IdentityModel / IdentityModel.AspNetCore.OAuth2Introspection

ASP.NET Core authentication handler for OAuth 2.0 token introspection
Apache License 2.0
147 stars 66 forks source link

SignalR and OAuth2Introspection #188

Closed iburleigh closed 9 months ago

iburleigh commented 9 months ago

It seems like there is an issue when combining this with SignalR since you need to pull the access token out of the query string for SignalR to work. With normal .AddJWTBearer authorization you would pull the access token via the OnMessageReceived event. Here it seems like we are failing authorization before we hit any of the Auth2IntrospectionEvents to pull the token out.

brockallen commented 9 months ago

Yes, you are correct. The JwtBearer handler is not designed for WebSockets (SignalR) clients.

Microsoft doesn't really provide much guidance here, but what I've seen and used in the past is to use an authentication cookie (via Microsoft's cookie authentication handler) for your WebSocket connections. How you bootstrap that, though, could be done in a variety of ways depending on your app's architecture. It's also not without issues depending on what and how you go about it.

iburleigh commented 9 months ago

Thanks for the reply! Are we talking about the jwtbearer specifically in this library? The Microsoft.AspNetCore.Authentication.JwtBearer library works fine with SignalR as I have production apps running with it. The trick there is the OnMessageReceived event pulls the access token from the query string when accessing hubs per SignalR's recommendation. I'm mostly curious if it is or should be possible with this library.

brockallen commented 9 months ago

The Microsoft.AspNetCore.Authentication.JwtBearer library works fine with SignalR as I have production apps running with it.

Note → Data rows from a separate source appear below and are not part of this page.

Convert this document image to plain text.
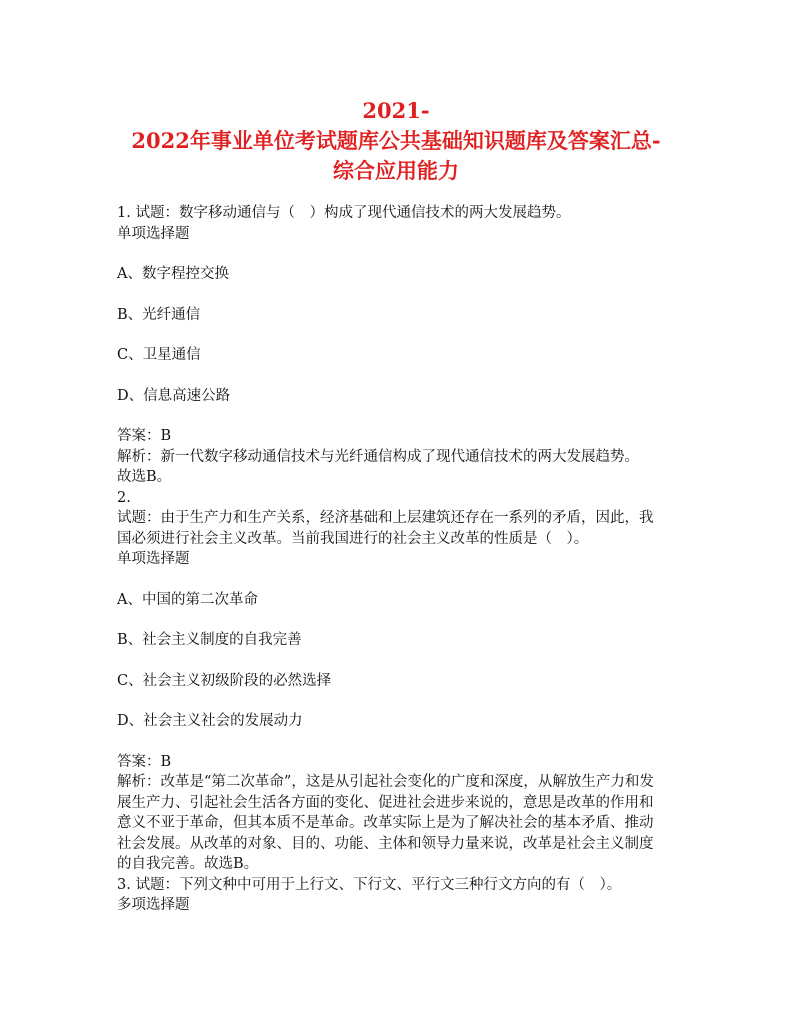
2021-
2022年事业单位考试题库公共基础知识题库及答案汇总-
综合应用能力
1. 试题：数字移动通信与（　）构成了现代通信技术的两大发展趋势。
单项选择题
A、数字程控交换
B、光纤通信
C、卫星通信
D、信息高速公路
答案：B
解析：新一代数字移动通信技术与光纤通信构成了现代通信技术的两大发展趋势。
故选B。
2.
试题：由于生产力和生产关系，经济基础和上层建筑还存在一系列的矛盾，因此，我
国必须进行社会主义改革。当前我国进行的社会主义改革的性质是（　）。
单项选择题
A、中国的第二次革命
B、社会主义制度的自我完善
C、社会主义初级阶段的必然选择
D、社会主义社会的发展动力
答案：B
解析：改革是“第二次革命”，这是从引起社会变化的广度和深度，从解放生产力和发
展生产力、引起社会生活各方面的变化、促进社会进步来说的，意思是改革的作用和
意义不亚于革命，但其本质不是革命。改革实际上是为了解决社会的基本矛盾、推动
社会发展。从改革的对象、目的、功能、主体和领导力量来说，改革是社会主义制度
的自我完善。故选B。
3. 试题：下列文种中可用于上行文、下行文、平行文三种行文方向的有（　）。
多项选择题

Well... there's a lot of history of why this is forbidden in OAuth. So I never recommend putting the access token in a query param, even though you can technically "get it to work". That's why I recommended a different approach via an endpoint that in essence exchanged the token for a cookie for the WebSocket requests.

I'm mostly curious if it is or should be possible with this library.

Yes, there is a TokenRetriever func on the options. But as I mentioned above... :)

iburleigh commented 9 months ago

Thanks again! This was really helpful. There are ways around the security concerns from OAuth especially for intranet apps. If someone else is curious I got this working by setting the TokenRetriever to a new Custom TokenRetriever Class where we check to see if the route matches the SignalR hub route and pull from the query_string if it does, otherwise it follows the normal TokenRetriever logic. Sounds like I might need to use cookies in the future though.